Sensory, Inc: An interview with Bernie Brafman, VP of Business Development
Sensory focuses on embedded solutions and has been working with speech recognition and speaker identification for over 20 years.
I had a chance to chat with Bernie Brafman, VP of Business Development for Sensory, to talk about voice biometrics, the company’s current market focus, as well as what to expect from Sensory down the road.
Brafman is a veteran of the speech technology industry. He’s been working for Sensory as VP Business Development for the last year and a half, though this isn’t his first time at the company. He was an early hire in 1999, but after some restructuring, left the company in 2001 and continued to work with speech technologies. He holds a degree in engineering, but made the transition to sales and marketing early in his career.
“Where we are at today is very focused on mobile and focused on embedded software, either at the OS level or running on a chip,” Brafman said, noting the company’s recent software integration in the new Samsung Galaxy S4 smartphone, which enables users to activate the phone using voice triggers.
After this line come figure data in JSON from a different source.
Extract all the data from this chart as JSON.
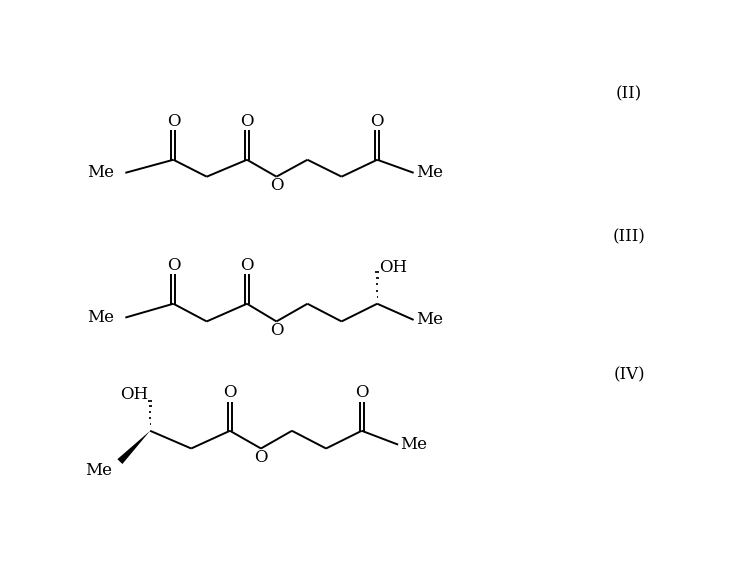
{
  "background_color": "#ffffff",
  "label_II": "(II)",
  "label_III": "(III)",
  "label_IV": "(IV)",
  "font_size_label": 12,
  "font_size_atom": 12,
  "line_width": 1.4,
  "fig_width": 7.36,
  "fig_height": 5.74
}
According to Brafman, Sensory’s edge in the marketplace is the fact that its systems are embedded, requiring no cloud or network connectivity – improving security and functionality for the user, he says.
“We are continually improving and expanding our performance and capabilities. One very important development is the availability of our TrulyHandsfree Voice Control on DSP IP cores and ICs from companies such as Tensilica, CEVA, Conexant and Wolfson that allow for very low power consumption in an ‘always on, always listening’ mode.”
As a long-time player in the market, Sensory has a large focus on consumer products and has some of the most-used technology today in terms of speech and speaker recognition.
“Our focus has really been on consumer since the start,” Brafman said. “We actually make a low-cost microcontroller that can run consumer products as well as run our speech technologies. We’re on the fifth generation of those devices. They are in toys, clocks and all kinds of consumer electronics that have voices in them.”
BiometricUpdate.com recently took an extended look at voice biometrics as a modality, including some early examples, as well as an exploration of potential developments and innovations. Read the full feature here.
Though the company’s focus isn’t necessarily on identification, Brafman says its capacities are significant.
“Our equal error rate has been measured at one percent in quiet conditions, and around 7 or 8 percent in noise. I think we have best in class in terms of that, particularly if you factor in a passphrase only you know — then it goes to a tenth of a percent.”
Having been working in speech technologies and with Sensory throughout his career, Brafman says he’s fortunate to have watched the evolution of speech and speaker recognition technology so closely.
“If I thought the stuff we were doing in 1999 was cool, the stuff we’re doing today is unbelievable.”